Mven Mas sortit comme d’habitude sur le balcon de l’observatoire et s’y promena à pas précipités. Dans ses yeux fatigués clignotaient encore les galaxies qui envoyaient à la Terre leurs ondes rouges tels des signaux de détresse, des appels à la pensée toute-puissante de l’homme, Mven Mas eut un rire silencieux, plein d’assurance. Ces rayons rouges seraient un jour aussi familiers que ceux qui avaient éclairé le corps de Tchara Nandi à la fête des Coupes de Feu, de cette Tchara qui lui était soudain apparue sous l’aspect de la fille cuivrée d’Epsilon du Toucan, sa princesse lointaine ...
Oui, c’est sur Epsilon du Toucan qu’il orienterait le vecteur de Ren Boz non plus seulement pour voir ce monde splendide, maïs aussi en l’honneur de sa représentante sur la Terre !
L’école 410 du troisième cycle se trouvait dans le sud de l’Irlande. De vastes champs des vignes et des bouquets de chênes descendaient des collines verdoyantes jusqu’à la mer. Véda Kong et Evda Nal, venues à l’heure des études, suivaient lentement le corridor qui faisait le tour des classes disposées sur le périmètre d’un bâtiment circulaire. Le temps était pluvieux, aussi les leçons se passaient-elles dans les salles et non sur les pelouses, à l’ombre des feuillages, comme d’ordinaire.
Véda Kong, qui se sentait redevenue écolière, marchait en tapinois et écoutait aux entrées en chicane, sans portes, comme dans la plupart des établissements scolaires. Evda Nal se prêta au jeu. Elles guignaient de derrière les cloisons, cherchant la fille d’Evda sans se faire voir.
Dans la première pièce, elles aperçurent tracé à la craie bleue, sur tout le mur, un vecteur entouré d’une spirale. Deux portions de la courbe s’encadraient d’ellipses transversales où était inscrit un système de coordonnées rectangulaires.
— Les mathématiques bipolaires ! s’écria Véda avec une épouvante comique.
— Bien plus ! Attendons un peu, répliqua Evda. « Maintenant que nous avons pris connaissance des fonctions ombrées du mouvement cochléaire ou mouvement spiral progressif qui se produit suivant un vecteur, nous abordons la notion du calcul répagulaire.
Le professeur grisonnant, aux yeux vifs, enfoncés dans les orbites, grossit la ligne à la craie :
— Il doit son nom à un mot latin qui signifie « barrière », plus exactement le passage d’un état à un autre, pris sous un aspect bilatéral ... Le professeur montra une large ellipse dessinée en travers de la spirale. Autrement dit, c’est l’étude mathématique des phénomènes de transition réciproque ... »
Véda se retira derrière la cloison, entraînant sa compagne par la main.
— Voilà du nouveau ! C’est du domaine dont parlait votre Ren Boz sur la plage ...

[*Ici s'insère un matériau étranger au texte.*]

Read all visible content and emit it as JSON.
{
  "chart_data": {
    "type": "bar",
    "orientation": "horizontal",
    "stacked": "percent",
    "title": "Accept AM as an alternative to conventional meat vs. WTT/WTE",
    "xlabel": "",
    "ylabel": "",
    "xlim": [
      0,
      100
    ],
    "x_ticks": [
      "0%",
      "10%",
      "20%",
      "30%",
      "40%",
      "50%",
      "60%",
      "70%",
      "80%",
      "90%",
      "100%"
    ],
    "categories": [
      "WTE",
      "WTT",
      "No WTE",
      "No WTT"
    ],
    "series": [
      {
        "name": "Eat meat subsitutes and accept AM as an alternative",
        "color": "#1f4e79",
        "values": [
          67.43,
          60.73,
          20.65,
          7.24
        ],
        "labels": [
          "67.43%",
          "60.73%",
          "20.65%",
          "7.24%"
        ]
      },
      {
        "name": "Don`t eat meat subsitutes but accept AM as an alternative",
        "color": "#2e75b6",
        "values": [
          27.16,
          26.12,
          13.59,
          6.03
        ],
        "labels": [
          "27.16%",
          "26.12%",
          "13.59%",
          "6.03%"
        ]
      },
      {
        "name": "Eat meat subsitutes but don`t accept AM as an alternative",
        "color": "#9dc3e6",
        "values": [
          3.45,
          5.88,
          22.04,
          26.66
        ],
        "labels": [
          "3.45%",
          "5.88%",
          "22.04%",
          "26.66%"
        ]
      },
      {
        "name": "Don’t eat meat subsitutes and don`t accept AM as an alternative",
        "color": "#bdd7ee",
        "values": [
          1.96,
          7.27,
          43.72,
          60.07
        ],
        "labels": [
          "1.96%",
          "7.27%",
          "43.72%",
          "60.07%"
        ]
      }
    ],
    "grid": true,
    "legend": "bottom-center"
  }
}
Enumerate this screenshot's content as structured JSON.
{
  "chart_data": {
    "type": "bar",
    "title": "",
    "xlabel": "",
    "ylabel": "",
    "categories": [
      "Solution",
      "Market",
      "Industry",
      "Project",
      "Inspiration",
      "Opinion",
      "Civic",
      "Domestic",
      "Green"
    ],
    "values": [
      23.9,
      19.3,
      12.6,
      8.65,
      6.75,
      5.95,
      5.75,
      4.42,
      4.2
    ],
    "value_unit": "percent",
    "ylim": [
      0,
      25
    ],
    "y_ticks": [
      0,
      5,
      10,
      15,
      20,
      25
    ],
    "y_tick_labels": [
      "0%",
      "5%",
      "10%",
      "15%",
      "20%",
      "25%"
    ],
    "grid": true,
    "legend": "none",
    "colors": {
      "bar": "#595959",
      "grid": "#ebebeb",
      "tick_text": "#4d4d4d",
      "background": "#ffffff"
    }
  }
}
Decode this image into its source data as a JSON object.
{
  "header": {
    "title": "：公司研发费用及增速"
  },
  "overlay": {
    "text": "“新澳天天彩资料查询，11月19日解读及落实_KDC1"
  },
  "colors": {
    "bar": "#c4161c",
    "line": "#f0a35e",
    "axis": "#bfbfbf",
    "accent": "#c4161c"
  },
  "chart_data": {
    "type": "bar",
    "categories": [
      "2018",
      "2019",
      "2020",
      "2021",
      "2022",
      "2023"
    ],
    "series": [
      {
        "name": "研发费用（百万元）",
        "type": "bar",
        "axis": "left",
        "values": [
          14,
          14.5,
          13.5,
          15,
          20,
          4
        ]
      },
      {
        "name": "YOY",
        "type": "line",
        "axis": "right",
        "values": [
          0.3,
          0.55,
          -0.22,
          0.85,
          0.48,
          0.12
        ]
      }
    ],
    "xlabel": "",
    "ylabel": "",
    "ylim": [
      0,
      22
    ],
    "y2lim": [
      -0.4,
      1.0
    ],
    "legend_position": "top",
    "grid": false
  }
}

— L’école présente toujours aux élèves ce qu’il y a de plus nouveau et rejette constamment ce qui est caduc. Si la jeune génération ressassait les vieilles idées, comment assurerait-on un progrès rapide ? On perd assez de temps déjà à transmettre les connaissances aux enfants. Il s’écoule des dizaines d’années avant que l’enfant soit assez instruit pour accomplir des oeuvres grandioses. Cette pulsation des générations, où on avance d’un pas pour reculer aussitôt de neuf dixièmes, jusqu’à ce que la relève ait grandi et se soit formée, est la plus dure loi biologique de la mort et de la renaissance. Bien des choses que nous avons apprises en mathématiques, en physique et en biologie sont désuètes. Votre branche à vous, l’histoire, vieillit moins vite, étant très vieille en soi.
Elles glissèrent un coup d’œil dans la pièce suivante. L’institutrice qui leur tournait le dos et les écoliers absorbés par ses paroles ne les remarquèrent pas. Les visages attentifs et les joues rosies des élèves témoignaient de l’intérêt qu’éveillait en eux la leçon. C’était la dernière classe du troisième cycle, car il y avait là des garçons et des filles de dix-sept ans.